Nelson hopped on her ATV and sped a few hundred yards to the airport. A local pilot was assessing the problem and he told her the runway lights weren’t turning on.
Normally, a pilot can turn on the runway lights from the aircraft. That failed and so did turning on the lights manually from the ground.
Nelson offered to light up one end of the airport and that’s when her neighbor called to find out if the plane was landing. They needed more vehicles to illuminate the runway, so Nelson’s neighbor called for reinforcements.
Her neighbor told Nelson she made 32 calls to locals.
The pilot hopped into his own plane and started communicating with the LifeMed crew, Nelson said. Then the pilot relayed a plan to the neighbor who was rallying the residents.
Everyone needed to line up on one side of the runway, one vehicle at each light and some in between, she said.
It is rural Alaska and things get tricky sometimes, said LifeMed Alaska CEO Russ Edwards.

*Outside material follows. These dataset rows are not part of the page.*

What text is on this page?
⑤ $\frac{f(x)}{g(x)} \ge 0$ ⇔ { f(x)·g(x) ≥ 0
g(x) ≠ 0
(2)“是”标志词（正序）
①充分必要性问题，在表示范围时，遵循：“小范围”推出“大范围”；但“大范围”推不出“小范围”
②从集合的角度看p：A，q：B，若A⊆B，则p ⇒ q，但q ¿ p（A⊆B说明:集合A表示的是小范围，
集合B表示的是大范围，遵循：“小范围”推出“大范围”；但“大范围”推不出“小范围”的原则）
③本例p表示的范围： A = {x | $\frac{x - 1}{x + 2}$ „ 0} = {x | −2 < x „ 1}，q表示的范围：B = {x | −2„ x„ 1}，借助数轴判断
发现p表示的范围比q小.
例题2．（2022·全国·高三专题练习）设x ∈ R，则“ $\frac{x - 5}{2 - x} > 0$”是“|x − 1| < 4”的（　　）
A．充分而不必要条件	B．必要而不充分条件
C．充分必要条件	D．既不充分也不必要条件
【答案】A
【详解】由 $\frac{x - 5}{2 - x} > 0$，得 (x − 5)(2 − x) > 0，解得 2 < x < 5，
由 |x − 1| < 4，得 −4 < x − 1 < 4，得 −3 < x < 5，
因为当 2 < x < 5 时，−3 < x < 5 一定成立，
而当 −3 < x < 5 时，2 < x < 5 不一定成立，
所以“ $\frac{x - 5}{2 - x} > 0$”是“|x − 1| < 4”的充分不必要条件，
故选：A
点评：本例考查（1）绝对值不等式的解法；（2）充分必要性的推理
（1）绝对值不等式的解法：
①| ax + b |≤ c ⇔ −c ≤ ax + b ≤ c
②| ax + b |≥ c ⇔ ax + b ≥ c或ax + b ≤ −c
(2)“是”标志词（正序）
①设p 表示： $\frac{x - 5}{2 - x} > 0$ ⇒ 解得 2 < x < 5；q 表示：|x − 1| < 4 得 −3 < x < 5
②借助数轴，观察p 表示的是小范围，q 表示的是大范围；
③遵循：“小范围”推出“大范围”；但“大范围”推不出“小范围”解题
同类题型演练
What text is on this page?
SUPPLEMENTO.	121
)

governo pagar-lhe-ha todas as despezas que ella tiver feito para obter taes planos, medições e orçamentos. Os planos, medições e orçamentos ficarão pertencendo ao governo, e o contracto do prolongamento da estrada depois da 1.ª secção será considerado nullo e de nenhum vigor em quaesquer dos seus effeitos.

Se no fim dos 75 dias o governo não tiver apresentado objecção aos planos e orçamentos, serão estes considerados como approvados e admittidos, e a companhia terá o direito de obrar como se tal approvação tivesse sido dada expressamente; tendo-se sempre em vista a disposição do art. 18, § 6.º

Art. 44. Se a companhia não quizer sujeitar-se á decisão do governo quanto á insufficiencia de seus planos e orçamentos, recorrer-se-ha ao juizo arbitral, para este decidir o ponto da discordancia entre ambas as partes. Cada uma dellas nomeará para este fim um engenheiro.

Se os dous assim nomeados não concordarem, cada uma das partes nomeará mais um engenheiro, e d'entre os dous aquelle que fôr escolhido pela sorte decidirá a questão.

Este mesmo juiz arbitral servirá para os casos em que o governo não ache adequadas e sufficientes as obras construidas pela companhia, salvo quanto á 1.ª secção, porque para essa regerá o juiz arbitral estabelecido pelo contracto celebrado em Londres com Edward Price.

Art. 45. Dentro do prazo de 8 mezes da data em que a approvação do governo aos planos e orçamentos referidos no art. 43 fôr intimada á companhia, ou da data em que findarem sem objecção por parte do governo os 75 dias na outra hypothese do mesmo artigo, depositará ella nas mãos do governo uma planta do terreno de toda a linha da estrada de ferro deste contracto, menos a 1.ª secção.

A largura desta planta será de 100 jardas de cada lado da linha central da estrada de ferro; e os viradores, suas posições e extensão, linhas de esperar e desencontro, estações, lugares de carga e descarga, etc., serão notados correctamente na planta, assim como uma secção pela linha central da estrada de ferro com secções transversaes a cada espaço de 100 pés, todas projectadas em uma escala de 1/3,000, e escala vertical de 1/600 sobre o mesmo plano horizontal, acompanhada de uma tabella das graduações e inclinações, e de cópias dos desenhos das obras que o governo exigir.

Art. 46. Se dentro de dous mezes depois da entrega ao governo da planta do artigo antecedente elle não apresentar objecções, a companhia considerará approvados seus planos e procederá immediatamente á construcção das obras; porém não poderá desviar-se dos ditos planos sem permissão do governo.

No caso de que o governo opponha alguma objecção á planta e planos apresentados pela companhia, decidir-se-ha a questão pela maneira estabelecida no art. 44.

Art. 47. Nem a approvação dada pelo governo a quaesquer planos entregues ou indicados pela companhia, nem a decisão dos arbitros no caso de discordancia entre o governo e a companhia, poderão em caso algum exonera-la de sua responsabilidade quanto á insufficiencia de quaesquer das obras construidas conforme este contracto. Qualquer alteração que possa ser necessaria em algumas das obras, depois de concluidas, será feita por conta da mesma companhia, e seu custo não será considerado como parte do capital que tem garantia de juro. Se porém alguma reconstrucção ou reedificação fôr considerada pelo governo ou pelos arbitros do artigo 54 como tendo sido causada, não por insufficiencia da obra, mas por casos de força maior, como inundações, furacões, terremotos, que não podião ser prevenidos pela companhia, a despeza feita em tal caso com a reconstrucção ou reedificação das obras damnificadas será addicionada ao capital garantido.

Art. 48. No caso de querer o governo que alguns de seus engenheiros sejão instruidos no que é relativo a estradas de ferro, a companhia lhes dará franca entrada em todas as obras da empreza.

“Runway conditions, icing and snow, have kept us from being able to land. I don’t recall that runway lights not working has ever kept us from landing,” he said.
Everything needed to line up right for the crew to consider landing, Edwards said. The plane made several low passes over the airfield to see if they could land in these tough conditions.
“Fortunately, the crew and the folks on ground were able to come up with a safe and creative solution to get on the ground,” he said. “Without all that cooperation from everybody, it wouldn’t have happened.”
Once the plane landed, the residents were instructed not to move at all. The young patient was boarded onto the aircraft and the plane took off. The patient made it to an Anchorage hospital in stable condition, Edwards said.
The runway lights have been out since February, said Alaska Department of Transportation South Coast region spokesman Sam Dapcevich. The agency has been to the airport three times this year to work on the lighting.
“The lights were damaged over the winter by our snow removal equipment operated by a contractor in the community,” Dapcevich said. “We went out there in early May and corrected the damage and the lights that have been knocked over.”
Alaska DOT discovered a wiring problem then and had to wait until the ground thawed out. Last week, they returned to work on the wiring and saw that multiple lights had been run over, Dapcevich said.
Alaska DOT crews returned to Igiugig on Tuesday to repair the lights, which are now back in service, Dapcevich said.
Nelson, who is a mother to two girls and a foster son, is just glad that the child made it safely. All of that is thanks to the community coming together.
“It’s an ordinary thing to happen here in such a small community,” Nelson said. “And what I’m finding out is that it’s extraordinary to other people — it’s kind of a normal deal.”